翌朝早く、アブラハムはイサクと二人の召使いを伴い、神の言われたモリヤの地へと旅立ちました。全焼のいけにえのためのたきぎも持ちました。しかし、彼はだれにも本当の理由を告げませんでした。道々の彼の胸中は、どんなだったでしょう。
三日かかって、一行はモリヤの地に着きました。アブラハムはお供の者たちに『22章5節』を読みましょう。と言い残し、神が示された場所へと向かいました。彼には神が必 ずイサクをよみがえらせて下さるという信仰があったのでしょう。イサクがいけにえの羊について尋ねた時も『神ご自身が備えて下さるのだ』とだけ答えたのです。
二人がついに目的の場所に着き、アブラハムは石を集めて祭壇を築き、薪を並べました。
この段になってはじめて真相を知ったイサクのショックはどんなに大きかったことでしょう。青年期に達しつつあった彼にとって抵抗して逃げることは簡単でした。

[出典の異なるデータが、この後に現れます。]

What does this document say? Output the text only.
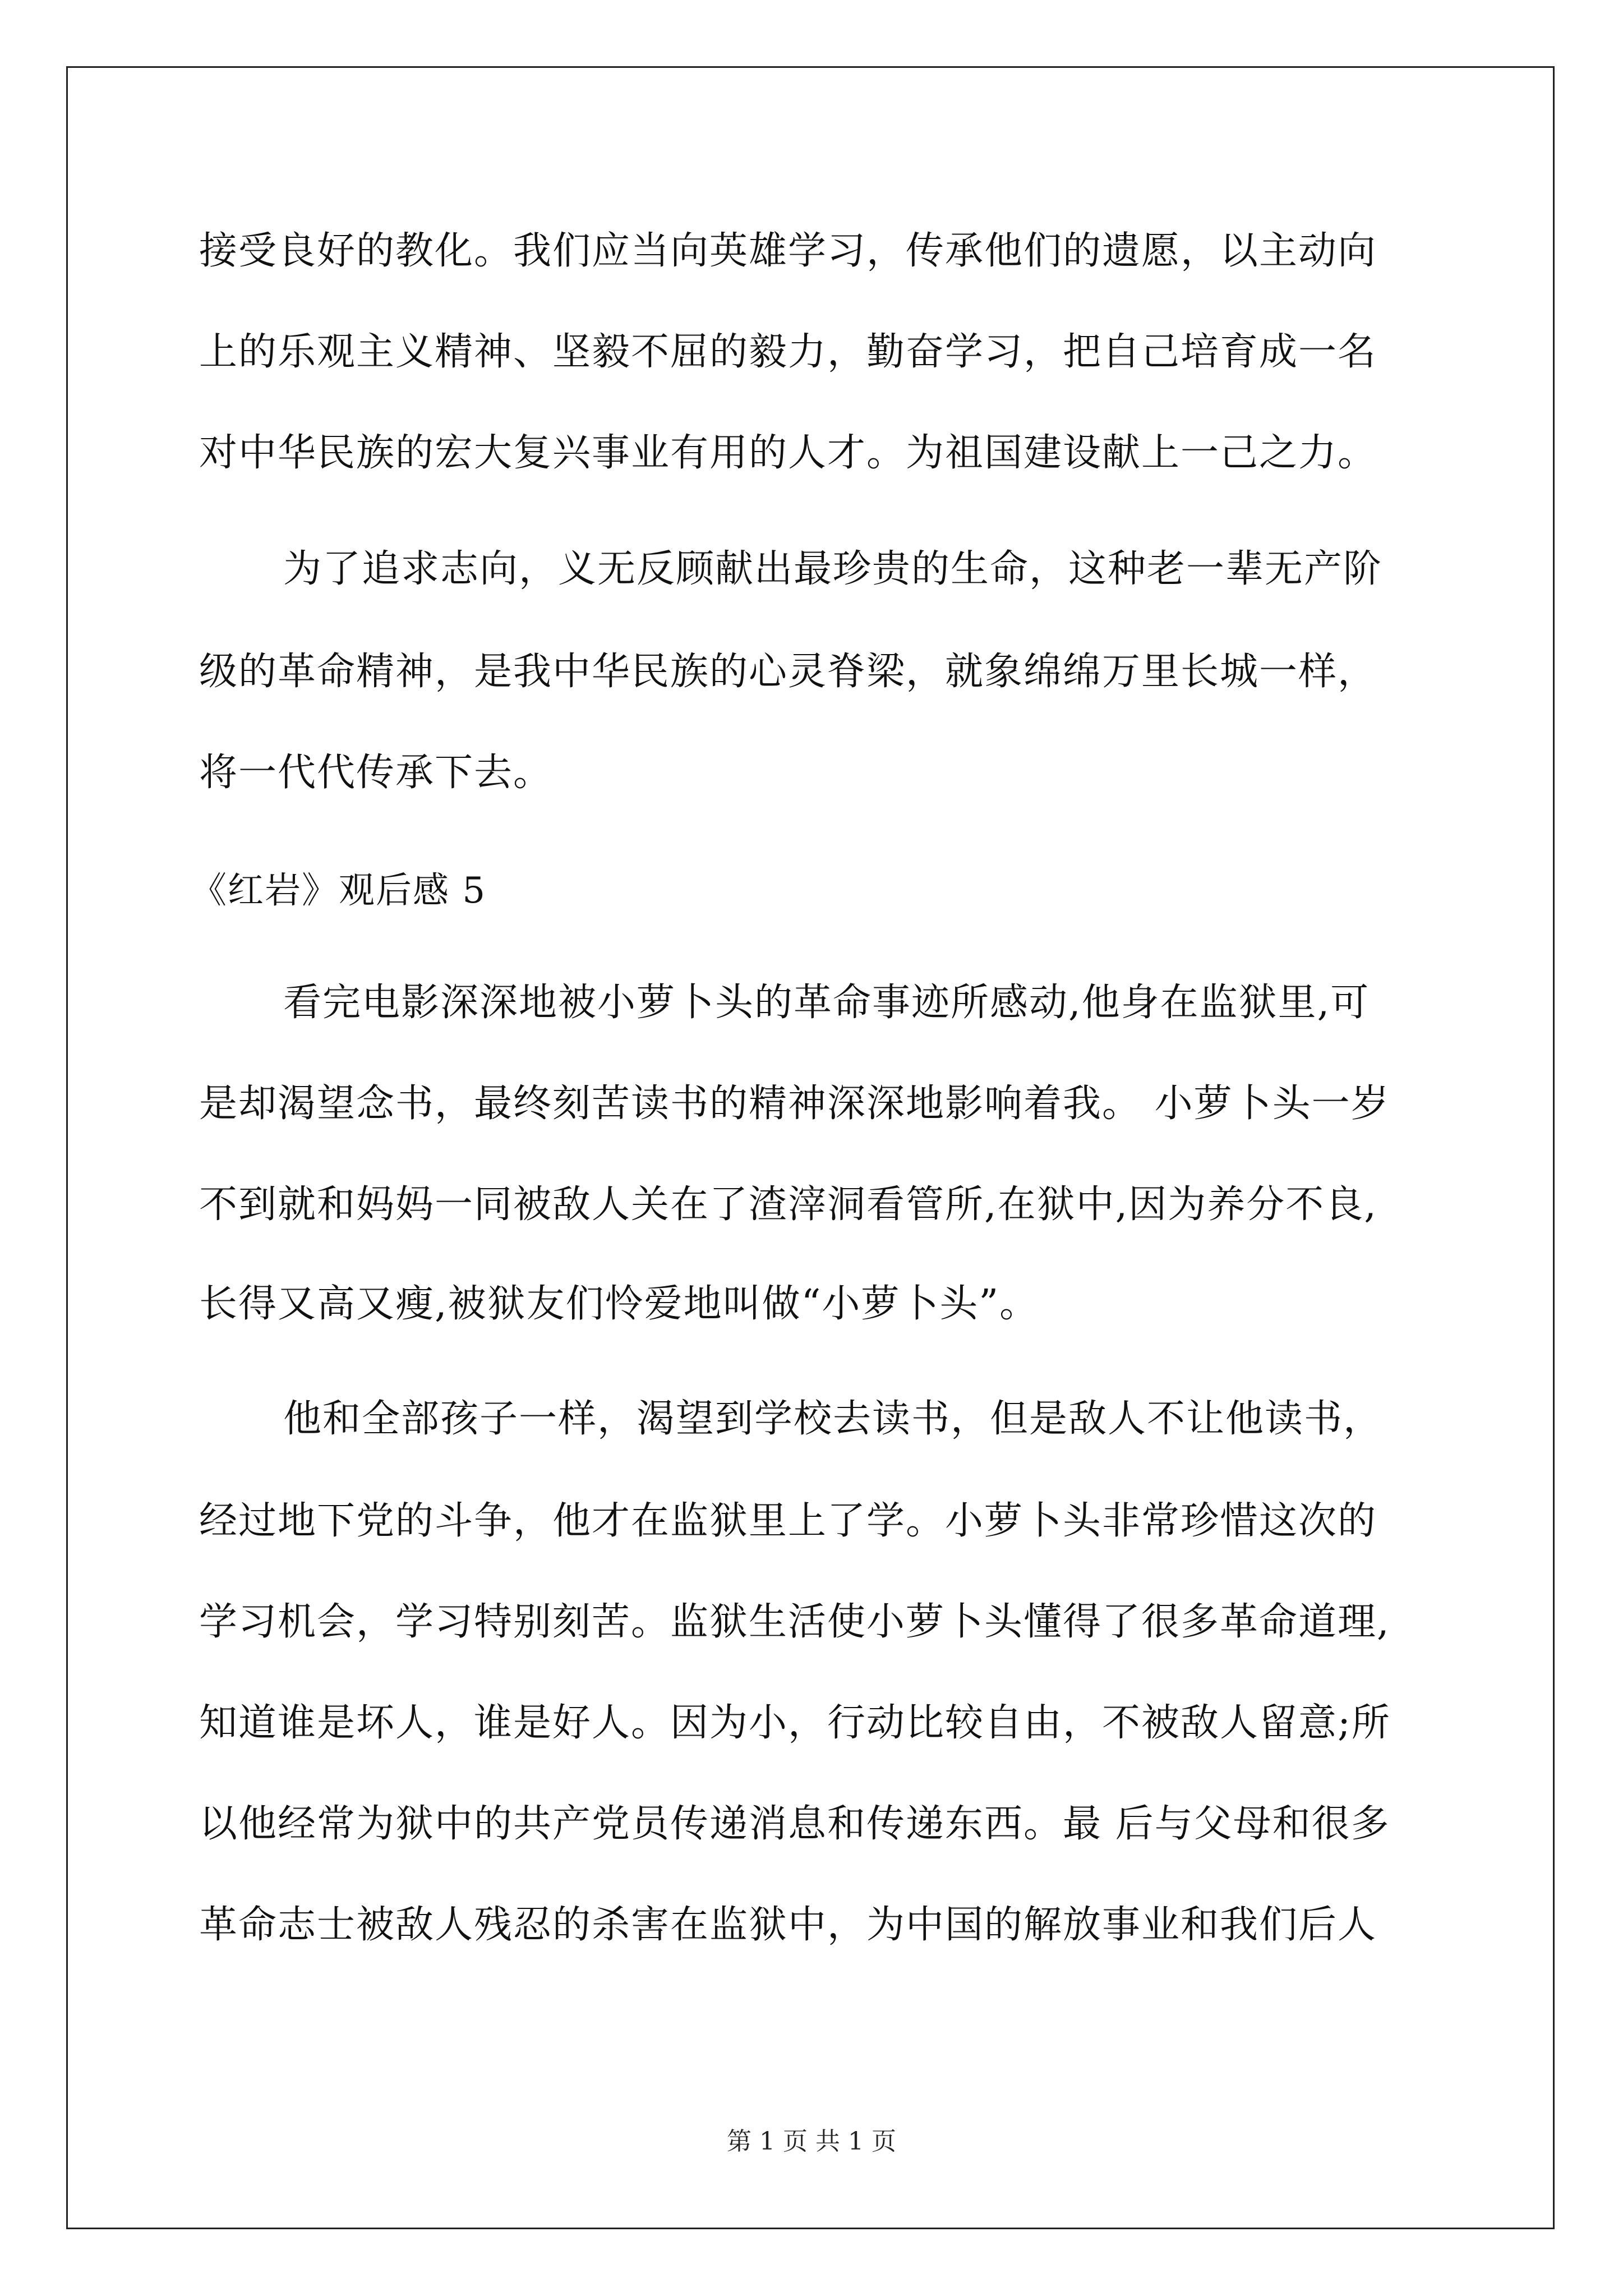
接受良好的教化。我们应当向英雄学习，传承他们的遗愿，以主动向
上的乐观主义精神、坚毅不屈的毅力，勤奋学习，把自己培育成一名
对中华民族的宏大复兴事业有用的人才。为祖国建设献上一己之力。
为了追求志向，义无反顾献出最珍贵的生命，这种老一辈无产阶
级的革命精神，是我中华民族的心灵脊梁，就象绵绵万里长城一样，
将一代代传承下去。
《红岩》观后感 5
看完电影深深地被小萝卜头的革命事迹所感动,他身在监狱里,可
是却渴望念书，最终刻苦读书的精神深深地影响着我。 小萝卜头一岁
不到就和妈妈一同被敌人关在了渣滓洞看管所,在狱中,因为养分不良,
长得又高又瘦,被狱友们怜爱地叫做“小萝卜头”。
他和全部孩子一样，渴望到学校去读书，但是敌人不让他读书，
经过地下党的斗争，他才在监狱里上了学。小萝卜头非常珍惜这次的
学习机会，学习特别刻苦。监狱生活使小萝卜头懂得了很多革命道理,
知道谁是坏人，谁是好人。因为小，行动比较自由，不被敌人留意;所
以他经常为狱中的共产党员传递消息和传递东西。最 后与父母和很多
革命志士被敌人残忍的杀害在监狱中，为中国的解放事业和我们后人
第 1 页 共 1 页
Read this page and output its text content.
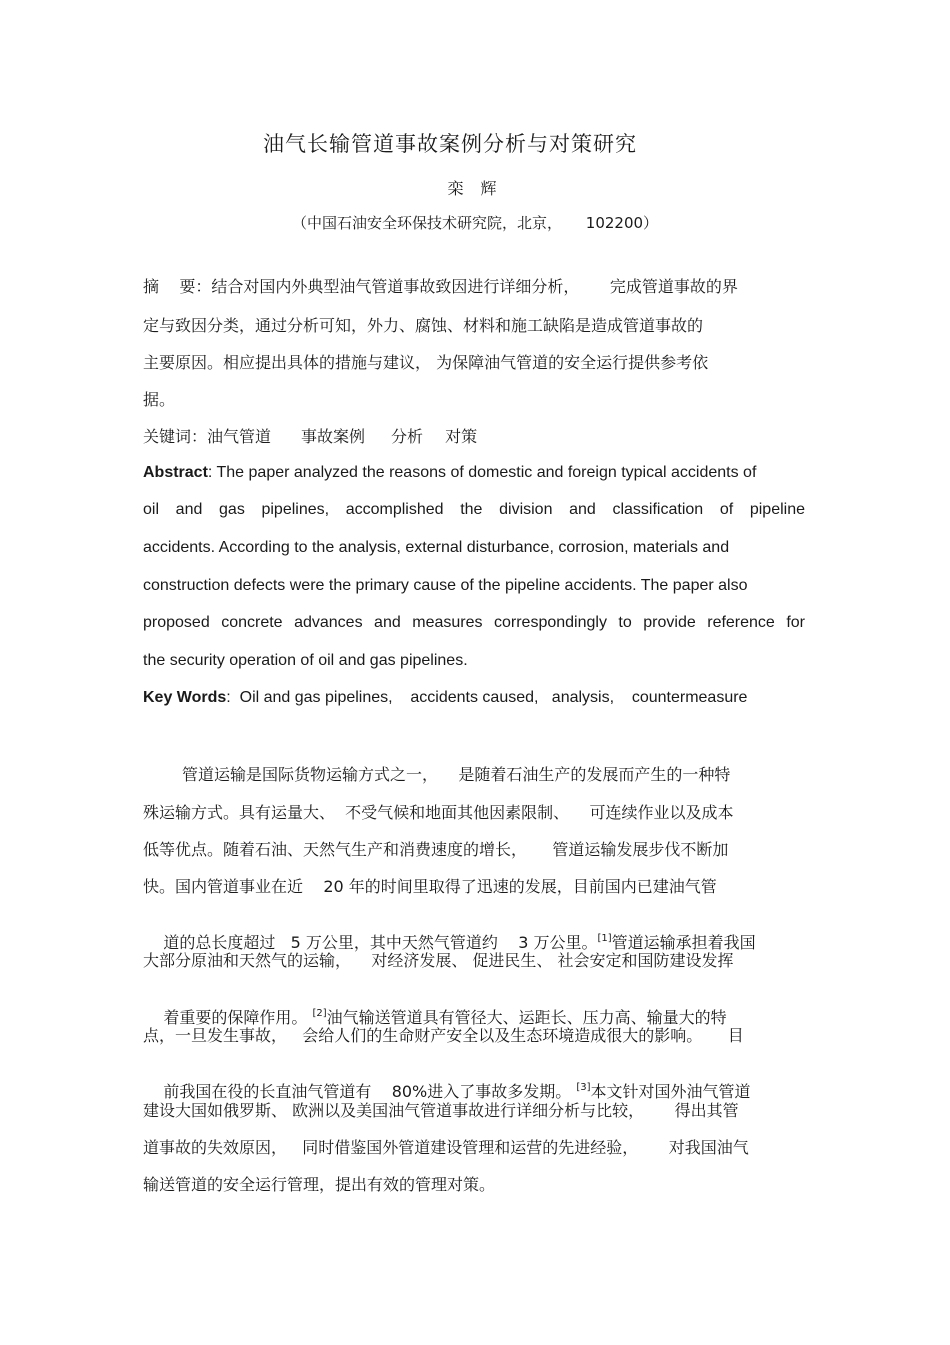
油气长输管道事故案例分析与对策研究
栾 辉
（中国石油安全环保技术研究院，北京，     102200）
摘    要：结合对国内外典型油气管道事故致因进行详细分析，      完成管道事故的界
定与致因分类，通过分析可知，外力、腐蚀、材料和施工缺陷是造成管道事故的
主要原因。相应提出具体的措施与建议， 为保障油气管道的安全运行提供参考依
据。
关键词：油气管道 事故案例 分析 对策
Abstract: The paper analyzed the reasons of domestic and foreign typical accidents of
oil and gas pipelines, accomplished the division and classification of pipeline
accidents. According to the analysis, external disturbance, corrosion, materials and
construction defects were the primary cause of the pipeline accidents. The paper also
proposed concrete advances and measures correspondingly to provide reference for
the security operation of oil and gas pipelines.
Key Words:  Oil and gas pipelines,    accidents caused,   analysis,    countermeasure
管道运输是国际货物运输方式之一，    是随着石油生产的发展而产生的一种特
殊运输方式。具有运量大、  不受气候和地面其他因素限制、    可连续作业以及成本
低等优点。随着石油、天然气生产和消费速度的增长，     管道运输发展步伐不断加
快。国内管道事业在近    20 年的时间里取得了迅速的发展，目前国内已建油气管

道的总长度超过   5 万公里，其中天然气管道约    3 万公里。[1]管道运输承担着我国

大部分原油和天然气的运输，    对经济发展、 促进民生、 社会安定和国防建设发挥

着重要的保障作用。 [2]油气输送管道具有管径大、运距长、压力高、输量大的特

点，一旦发生事故，   会给人们的生命财产安全以及生态环境造成很大的影响。     目

前我国在役的长直油气管道有    80%进入了事故多发期。 [3]本文针对国外油气管道

建设大国如俄罗斯、 欧洲以及美国油气管道事故进行详细分析与比较，      得出其管
道事故的失效原因，   同时借鉴国外管道建设管理和运营的先进经验，      对我国油气
输送管道的安全运行管理，提出有效的管理对策。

しかし、幼い時から、両親の神に対する全き信頼を見て育ったイサクのうちには、確固とした信仰が宿っていたのです。彼は素直に父の従いました。静かに横たわったイサクに、アブラハムは意を決して小刀を振り上げました。
二、神の備え(11ー19節)
イサクに刀を振り下ろそうとした瞬間、神は御使いによってアブラハムの手を止められました。神は殺すことを求められたのではなく、アブラハムの献身を確かめられたのでした。最愛の息子をささげる悲しみの感情に負けることなく、みこころに従った彼の信仰を、神は喜ばれました。
神はイサクの代わりの雄羊をも用意しておられたのです (13節)。彼は、すべての必要を備えて下さる神をほめたたえて、その所を『アドナイ・イルエ』(主が備えて下さる) と呼びました。
神はアブラハムに与えられた約束をもう一度、ご自身を指して誓って下さいました。こうしてアブラハムの信仰は、大きな試練を通して神のみこころにかなうものとなりました。あなたに今何かぶつかっている問題がありますか。アブラハムのように神に信頼して、みこころに従い、乗り越えていきましょう。